There are no webs in her hair. No hands on her throat.
No whispers in her ears.
She drags in a breath, past understanding, and someone shifts. A chair, she realizes, drawn close to the bedside, and someone sitting in it. Someone stirring, now that she has stirred…
"The shoulders are a bit broad," she says, hardly knowing what she means, and Fenris smiles.
His fingers come to her cheek carefully, so carefully the touch hurts, and then his hand is curving fully to her jaw and he is bending close enough she can feel the heat of him, and his mouth presses very tenderly to the corner of her own.
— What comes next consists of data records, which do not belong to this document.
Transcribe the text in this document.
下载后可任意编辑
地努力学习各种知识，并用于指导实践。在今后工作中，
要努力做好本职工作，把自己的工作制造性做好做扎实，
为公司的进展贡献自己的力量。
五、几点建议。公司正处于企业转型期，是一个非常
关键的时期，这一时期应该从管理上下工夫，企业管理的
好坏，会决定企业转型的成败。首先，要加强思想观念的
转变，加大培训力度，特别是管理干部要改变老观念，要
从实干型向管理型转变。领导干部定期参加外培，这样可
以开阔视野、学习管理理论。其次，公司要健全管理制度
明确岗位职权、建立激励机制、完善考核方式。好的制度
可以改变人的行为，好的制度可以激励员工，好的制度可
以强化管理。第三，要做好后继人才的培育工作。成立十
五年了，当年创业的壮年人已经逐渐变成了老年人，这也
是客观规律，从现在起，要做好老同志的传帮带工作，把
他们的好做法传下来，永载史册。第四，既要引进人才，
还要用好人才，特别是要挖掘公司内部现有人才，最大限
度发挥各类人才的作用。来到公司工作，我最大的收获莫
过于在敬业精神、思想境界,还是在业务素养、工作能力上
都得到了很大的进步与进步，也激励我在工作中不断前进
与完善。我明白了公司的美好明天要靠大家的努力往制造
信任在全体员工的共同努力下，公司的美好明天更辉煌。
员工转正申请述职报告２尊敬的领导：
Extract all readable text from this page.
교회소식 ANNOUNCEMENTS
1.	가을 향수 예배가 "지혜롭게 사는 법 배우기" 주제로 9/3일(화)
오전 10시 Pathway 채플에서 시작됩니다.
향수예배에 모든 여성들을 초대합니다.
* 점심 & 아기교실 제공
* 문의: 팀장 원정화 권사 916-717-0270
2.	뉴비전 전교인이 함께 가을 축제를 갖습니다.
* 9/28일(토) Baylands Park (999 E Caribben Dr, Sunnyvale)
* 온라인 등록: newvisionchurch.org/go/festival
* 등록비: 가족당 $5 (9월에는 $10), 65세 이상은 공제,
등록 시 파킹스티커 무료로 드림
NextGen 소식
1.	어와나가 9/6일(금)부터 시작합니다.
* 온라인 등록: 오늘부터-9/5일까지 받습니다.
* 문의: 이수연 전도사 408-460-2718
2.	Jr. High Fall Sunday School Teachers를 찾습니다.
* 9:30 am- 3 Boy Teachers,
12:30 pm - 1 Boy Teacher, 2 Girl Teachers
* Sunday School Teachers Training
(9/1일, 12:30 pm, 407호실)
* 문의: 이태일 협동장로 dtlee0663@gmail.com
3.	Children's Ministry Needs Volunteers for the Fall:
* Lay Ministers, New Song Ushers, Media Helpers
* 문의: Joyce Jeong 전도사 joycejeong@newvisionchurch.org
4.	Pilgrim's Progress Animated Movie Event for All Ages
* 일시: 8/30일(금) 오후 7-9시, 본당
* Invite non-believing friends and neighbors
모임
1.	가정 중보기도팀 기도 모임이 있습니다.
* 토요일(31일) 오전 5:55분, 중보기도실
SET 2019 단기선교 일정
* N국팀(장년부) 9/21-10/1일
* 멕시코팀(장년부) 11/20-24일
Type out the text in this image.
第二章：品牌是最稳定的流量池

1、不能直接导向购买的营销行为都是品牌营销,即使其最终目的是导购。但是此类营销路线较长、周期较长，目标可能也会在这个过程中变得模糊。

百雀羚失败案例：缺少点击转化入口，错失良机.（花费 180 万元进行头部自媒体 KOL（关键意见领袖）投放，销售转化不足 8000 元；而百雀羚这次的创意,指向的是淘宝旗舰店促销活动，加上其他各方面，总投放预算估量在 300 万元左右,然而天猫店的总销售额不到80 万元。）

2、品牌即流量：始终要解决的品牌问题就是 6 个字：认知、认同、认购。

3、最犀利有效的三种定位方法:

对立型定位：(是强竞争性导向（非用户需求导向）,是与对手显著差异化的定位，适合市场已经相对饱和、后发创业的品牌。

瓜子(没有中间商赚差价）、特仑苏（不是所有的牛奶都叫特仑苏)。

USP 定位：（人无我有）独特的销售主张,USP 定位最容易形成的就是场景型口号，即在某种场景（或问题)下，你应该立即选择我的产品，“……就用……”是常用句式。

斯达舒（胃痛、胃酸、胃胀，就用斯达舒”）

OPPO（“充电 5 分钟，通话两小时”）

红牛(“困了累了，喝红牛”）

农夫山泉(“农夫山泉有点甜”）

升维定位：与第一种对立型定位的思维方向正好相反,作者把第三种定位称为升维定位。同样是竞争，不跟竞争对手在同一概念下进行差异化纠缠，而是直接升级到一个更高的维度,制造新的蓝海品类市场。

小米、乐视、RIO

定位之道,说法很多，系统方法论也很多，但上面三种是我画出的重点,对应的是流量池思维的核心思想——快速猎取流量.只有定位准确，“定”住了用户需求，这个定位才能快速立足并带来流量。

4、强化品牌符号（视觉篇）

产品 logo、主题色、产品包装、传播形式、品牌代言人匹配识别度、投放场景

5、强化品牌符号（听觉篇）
She says his name, once.
"Hawke," he murmurs, and kisses her again.
She doesn't understand. One hand struggles to cover his, to cut the choking panic off before it begins. "This is real," she says, blind with fear. "This is real. This is—tell me this is—"
"This is real," he says, quietly, and Hawke clenches her eyes shut.
"You are real."
"I am real."
"You came to the Fade."
"I came for you," Fenris says, every word fierce, and cups her jaw in both hands.
Hawke can't breathe. His eyes are too warm, too green, and when she feels the treacherous prickle of tears she doesn't fight them. She's so very tired of fighting.
Fenris's thumb slides up to her cheekbone, passes tenderly through the trail streaking down her temple. She blinks, blinks again, and in the silence Fenris's eyes grow very bright.
"This is real," Hawke whispers, and touches the corner of his eye. Her finger comes away wet, and when she slides her hand tentatively into his hair he leans into her touch.
"Yes," Fenris breathes. Alive. Alive, alive, alive…
In the distance, the stones of Skyhold are singing.